The Supplemental Nutrition Assistance Program (SNAP) issues electronic benefits that can be used like cash to purchase food. SNAP helps low-income working people, senior citizens, the disabled and others feed their families.

Spatial analysis:

A type of geographical analysis which seeks to explain patterns of human behavior and its spatial expression in terms of mathematics and geometry, that is, locational analysis.

Sprint:

A time-constrained process for answering critical business questions through design, prototyping, and testing ideas with users.

Stage-based messaging:

Marketing messages that are spaced according to consumer preferences, with different content at each stage of the research process.

Stakeholders:

Entities (governments, agencies, companies, organizations, communities, individuals, etc.) that have a direct or indirect interest in a project, program, or policy and any related evaluation.

Sting operations:

Covert means in which the authorities create or facilitate the very offense of which the defendant is convicted.

Storyboards:

A tool to communicate a story and its main events; it is the representation of use cases through a series of drawings or pictures, put together in a narrative sequence.

Strategic capacity:

The ability to devise good strategy. It focuses on the question of why and how some people and organizations happen to adapt to new circumstances. 

Strategy:

How we turn what we have into what we need to get what we want (compare to Robert Fritz’s definition. Making certain decisions that make subsequent decisions easier.)

Street leaders:

An individual known and trusted by the community leaders and suggested to law enforcement for cooperation.

Strengthening public health capacity:

The potential ability of a health organization to develop an empowering and democratic partnership with a community, through which the community’s capacity to identify and address its priority health concerns is enhanced.

Study design:

A specific plan or protocol for conducting the study, which allows the investigator to translate the conceptual hypothesis into an operational one.

Summative Evaluation:

Evaluation of an intervention or program in its later stages or after it has been completed to (a) assess its impact (b) identify the factors that affected its performance (c) assess the sustainability of its results, and (d) draw lessons that may inform other interventions.

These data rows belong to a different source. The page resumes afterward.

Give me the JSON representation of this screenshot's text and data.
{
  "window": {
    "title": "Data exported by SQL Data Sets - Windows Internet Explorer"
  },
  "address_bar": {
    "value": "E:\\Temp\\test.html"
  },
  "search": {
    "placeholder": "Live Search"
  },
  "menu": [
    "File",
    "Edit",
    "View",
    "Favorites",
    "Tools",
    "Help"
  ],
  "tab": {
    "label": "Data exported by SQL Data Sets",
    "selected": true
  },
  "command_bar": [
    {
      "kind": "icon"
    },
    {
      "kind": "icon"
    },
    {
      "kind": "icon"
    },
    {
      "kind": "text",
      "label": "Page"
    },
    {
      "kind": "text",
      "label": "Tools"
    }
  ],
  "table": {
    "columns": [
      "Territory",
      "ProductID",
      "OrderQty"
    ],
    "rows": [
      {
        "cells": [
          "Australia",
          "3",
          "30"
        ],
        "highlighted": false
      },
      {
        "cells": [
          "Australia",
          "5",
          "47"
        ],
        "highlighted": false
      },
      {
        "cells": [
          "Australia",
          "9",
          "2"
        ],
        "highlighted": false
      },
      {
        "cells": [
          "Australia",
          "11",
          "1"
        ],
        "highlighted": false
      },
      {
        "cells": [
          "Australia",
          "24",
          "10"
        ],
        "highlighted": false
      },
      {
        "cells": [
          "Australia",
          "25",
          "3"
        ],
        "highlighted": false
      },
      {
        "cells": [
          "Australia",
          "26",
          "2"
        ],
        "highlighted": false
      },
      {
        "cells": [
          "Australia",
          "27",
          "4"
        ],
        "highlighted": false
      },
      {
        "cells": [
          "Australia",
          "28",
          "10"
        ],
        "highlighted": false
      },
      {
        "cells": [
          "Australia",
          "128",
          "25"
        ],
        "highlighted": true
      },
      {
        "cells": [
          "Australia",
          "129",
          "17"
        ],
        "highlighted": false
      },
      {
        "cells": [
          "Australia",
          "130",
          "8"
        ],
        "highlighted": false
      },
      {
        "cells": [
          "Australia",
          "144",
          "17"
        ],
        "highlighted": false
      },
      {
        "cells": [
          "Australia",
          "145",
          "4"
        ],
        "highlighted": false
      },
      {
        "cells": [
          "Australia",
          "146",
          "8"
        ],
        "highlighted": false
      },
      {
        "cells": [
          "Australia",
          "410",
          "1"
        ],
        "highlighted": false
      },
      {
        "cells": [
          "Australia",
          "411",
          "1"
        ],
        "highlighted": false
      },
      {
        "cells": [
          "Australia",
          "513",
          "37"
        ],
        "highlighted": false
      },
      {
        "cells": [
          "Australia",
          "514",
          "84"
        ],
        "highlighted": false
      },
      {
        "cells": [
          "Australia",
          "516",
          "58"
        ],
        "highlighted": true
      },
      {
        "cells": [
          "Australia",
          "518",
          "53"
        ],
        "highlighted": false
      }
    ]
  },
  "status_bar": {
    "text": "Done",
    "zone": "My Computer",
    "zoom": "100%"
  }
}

Supply and demand barriers:

The disequilibrium between price and how much of a good or service is supplied to the market.

Survey:

Systematic collection of information from a defined population through interviews or questionnaires.

Sustainability:

The degree to which services or processes continue once inputs (funding, materials, training, etc.) provided by the original source(s) decreases or discontinues.

Synthesis:

A process of sense making to rationalize research into a clear story and actions for the client or design team.

Synthesis of findings:

Involves combining ideas and allowing an evolving understanding of research data.

Systems change:

An intentional process designed to alter the status quo by shifting and realigning the form and function of a targeted system.

Systems Problem:

Complicated and multi-factorial problems. They include multiple organizations/people with diverse interests. They are interconnected, meaning that dependencies between individuals, organizations, regions, etc. exist and are important.

Systems thinking:

A holistic approach to analysis that focuses on the way that a system’s constituent parts interrelate and how systems work over time and within the context of larger systems.